LE DANSEUR:

De retour au Danemark, Erik Anderson, qui a triomphé à Londres, reçoit les critiques d'Irina Nieminem, la femme

qui a fait de lui, le brillant danseur classique qu'il est devenu. Son pays lui semblant trop étroit,

Erik signe un contrat avec le Nex York city ballet. Julian Barney, qu'il a connu à Londres,

lui écrit beaucoup puis vient lui rendre visite. Enfin, il le séduit...

l-oubli

 

 

Il se concentra sur les lettes que Julian et lui échangeaient. Elles étaient pleines de vie. Il était un Américain bien né et les préjugés de nombreux Anglais à l'égard des États -Unis aiguisaient son ironie. Ces remarques pour drôles qu'elles fussent, étaient toujours pleines de vérité.

«On m'a encore demandé cette semaine pour la trentième fois depuis mon arrivée comment je pouvais me passer de hamburgers, et pour la vingtième pourquoi je n'avais pas perdu mon accent et adopté le vrai anglais. Dans les deux cas, j'ai rencontré la vraie bêtise. Que dire à ces gens qui boivent des litres de thé ? Mais, bref passons à la vie politique. Cette madame Thatcher est comment dire ? Incroyablement salubre pour certains et incroyablement dure pour d'autres.
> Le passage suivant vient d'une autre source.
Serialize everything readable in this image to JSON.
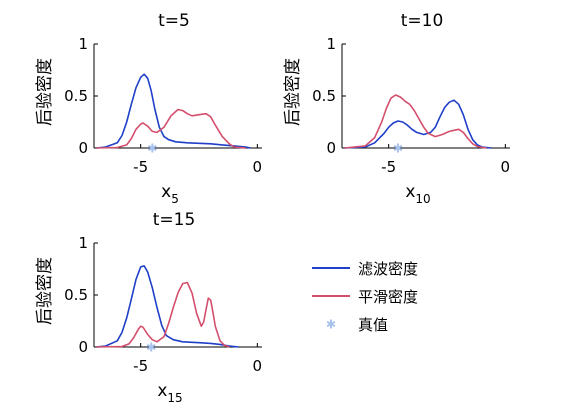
{
  "legend": {
    "filter_label": "滤波密度",
    "smooth_label": "平滑密度",
    "truth_label": "真值"
  },
  "colors": {
    "filter": "#1f3fc8",
    "smooth": "#d44f6d",
    "truth": "#a9c3ee"
  },
  "chart_data": [
    {
      "type": "line",
      "title": "t=5",
      "ylabel": "后验密度",
      "xlabel_main": "x",
      "xlabel_sub": "5",
      "xlim": [
        -7,
        0.2
      ],
      "ylim": [
        0,
        1
      ],
      "xticks": [
        -5,
        0
      ],
      "xtick_labels": [
        "-5",
        "0"
      ],
      "yticks": [
        0,
        0.5,
        1
      ],
      "ytick_labels": [
        "0",
        "0.5",
        "1"
      ],
      "truth_x": -4.5,
      "series": [
        {
          "name": "滤波密度",
          "key": "filter",
          "x": [
            -6.9,
            -6.5,
            -6.0,
            -5.8,
            -5.6,
            -5.4,
            -5.2,
            -5.0,
            -4.85,
            -4.7,
            -4.55,
            -4.4,
            -4.2,
            -4.0,
            -3.8,
            -3.5,
            -3.0,
            -2.5,
            -2.0,
            -1.5,
            -1.0,
            -0.5,
            -0.3
          ],
          "y": [
            0,
            0.01,
            0.05,
            0.12,
            0.25,
            0.42,
            0.58,
            0.68,
            0.71,
            0.67,
            0.55,
            0.38,
            0.2,
            0.11,
            0.08,
            0.06,
            0.05,
            0.045,
            0.04,
            0.03,
            0.02,
            0.01,
            0
          ]
        },
        {
          "name": "平滑密度",
          "key": "smooth",
          "x": [
            -6.9,
            -6.0,
            -5.6,
            -5.4,
            -5.2,
            -5.0,
            -4.9,
            -4.7,
            -4.5,
            -4.3,
            -4.0,
            -3.7,
            -3.4,
            -3.2,
            -3.0,
            -2.8,
            -2.5,
            -2.2,
            -2.0,
            -1.8,
            -1.5,
            -1.2,
            -1.0,
            -0.5
          ],
          "y": [
            0,
            0.005,
            0.03,
            0.09,
            0.18,
            0.23,
            0.24,
            0.21,
            0.16,
            0.15,
            0.2,
            0.31,
            0.37,
            0.36,
            0.33,
            0.31,
            0.32,
            0.33,
            0.3,
            0.22,
            0.11,
            0.04,
            0.01,
            0
          ]
        }
      ]
    },
    {
      "type": "line",
      "title": "t=10",
      "ylabel": "后验密度",
      "xlabel_main": "x",
      "xlabel_sub": "10",
      "xlim": [
        -7,
        0.2
      ],
      "ylim": [
        0,
        1
      ],
      "xticks": [
        -5,
        0
      ],
      "xtick_labels": [
        "-5",
        "0"
      ],
      "yticks": [
        0,
        0.5,
        1
      ],
      "ytick_labels": [
        "0",
        "0.5",
        "1"
      ],
      "truth_x": -4.6,
      "series": [
        {
          "name": "滤波密度",
          "key": "filter",
          "x": [
            -6.9,
            -6.0,
            -5.6,
            -5.2,
            -5.0,
            -4.8,
            -4.6,
            -4.4,
            -4.2,
            -4.0,
            -3.8,
            -3.5,
            -3.2,
            -3.0,
            -2.8,
            -2.6,
            -2.4,
            -2.2,
            -2.0,
            -1.8,
            -1.6,
            -1.4,
            -1.2,
            -1.0,
            -0.6
          ],
          "y": [
            0,
            0.01,
            0.05,
            0.14,
            0.2,
            0.24,
            0.26,
            0.25,
            0.22,
            0.18,
            0.15,
            0.13,
            0.15,
            0.2,
            0.3,
            0.39,
            0.44,
            0.46,
            0.42,
            0.32,
            0.18,
            0.08,
            0.03,
            0.01,
            0
          ]
        },
        {
          "name": "平滑密度",
          "key": "smooth",
          "x": [
            -6.9,
            -6.0,
            -5.6,
            -5.3,
            -5.1,
            -4.9,
            -4.7,
            -4.5,
            -4.3,
            -4.1,
            -3.9,
            -3.7,
            -3.5,
            -3.3,
            -3.0,
            -2.7,
            -2.4,
            -2.2,
            -2.0,
            -1.8,
            -1.6,
            -1.4,
            -1.2,
            -1.0,
            -0.8
          ],
          "y": [
            0,
            0.02,
            0.1,
            0.25,
            0.38,
            0.48,
            0.51,
            0.49,
            0.45,
            0.42,
            0.36,
            0.28,
            0.2,
            0.14,
            0.11,
            0.13,
            0.16,
            0.17,
            0.18,
            0.15,
            0.09,
            0.04,
            0.015,
            0.005,
            0
          ]
        }
      ]
    },
    {
      "type": "line",
      "title": "t=15",
      "ylabel": "后验密度",
      "xlabel_main": "x",
      "xlabel_sub": "15",
      "xlim": [
        -7,
        0.2
      ],
      "ylim": [
        0,
        1
      ],
      "xticks": [
        -5,
        0
      ],
      "xtick_labels": [
        "-5",
        "0"
      ],
      "yticks": [
        0,
        0.5,
        1
      ],
      "ytick_labels": [
        "0",
        "0.5",
        "1"
      ],
      "truth_x": -4.55,
      "series": [
        {
          "name": "滤波密度",
          "key": "filter",
          "x": [
            -6.9,
            -6.5,
            -6.0,
            -5.8,
            -5.6,
            -5.4,
            -5.2,
            -5.0,
            -4.85,
            -4.7,
            -4.5,
            -4.3,
            -4.1,
            -3.9,
            -3.6,
            -3.2,
            -2.8,
            -2.4,
            -2.0,
            -1.6,
            -1.2,
            -0.8
          ],
          "y": [
            0,
            0.01,
            0.06,
            0.14,
            0.28,
            0.46,
            0.65,
            0.77,
            0.78,
            0.72,
            0.57,
            0.38,
            0.21,
            0.11,
            0.07,
            0.05,
            0.045,
            0.04,
            0.035,
            0.025,
            0.01,
            0
          ]
        },
        {
          "name": "平滑密度",
          "key": "smooth",
          "x": [
            -6.9,
            -5.8,
            -5.5,
            -5.3,
            -5.1,
            -5.0,
            -4.9,
            -4.7,
            -4.5,
            -4.3,
            -4.0,
            -3.8,
            -3.6,
            -3.4,
            -3.2,
            -3.0,
            -2.8,
            -2.6,
            -2.4,
            -2.3,
            -2.2,
            -2.1,
            -2.0,
            -1.9,
            -1.8,
            -1.6,
            -1.4,
            -1.2
          ],
          "y": [
            0,
            0.005,
            0.03,
            0.09,
            0.17,
            0.2,
            0.19,
            0.12,
            0.07,
            0.05,
            0.1,
            0.23,
            0.38,
            0.52,
            0.61,
            0.62,
            0.52,
            0.32,
            0.2,
            0.24,
            0.36,
            0.47,
            0.45,
            0.33,
            0.2,
            0.06,
            0.015,
            0
          ]
        }
      ]
    }
  ]
}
Pour ma part, j'ai surtout vu la dureté mais son prédécesseur, John Callaghan était déprimant à plus d'un titre et l'Angleterre coulait. Tu n'as pas remarqué ça, toi, Erik. Les Danois, éperdument épris de leur reine, ne remarquent rien. Ils croient qu'elles sont toutes pareilles ! Mais moi qui suis un WASP, je sais voir les choses. L'ultralibéralisme comme l'a défendu cette femme, je n'en ai jamais vu une telle conception mais le fait est qu'elle redresse l'économie de son pays. Et crois-moi, je ne la défends pas en ce qui concerne les mouvements ouvriers qu'elle a cassés et ces grèves de la faim qu'elle a regardées sans clémence. Enfin, pense à la pauvre Angleterre et donne-moi ton sentiment !»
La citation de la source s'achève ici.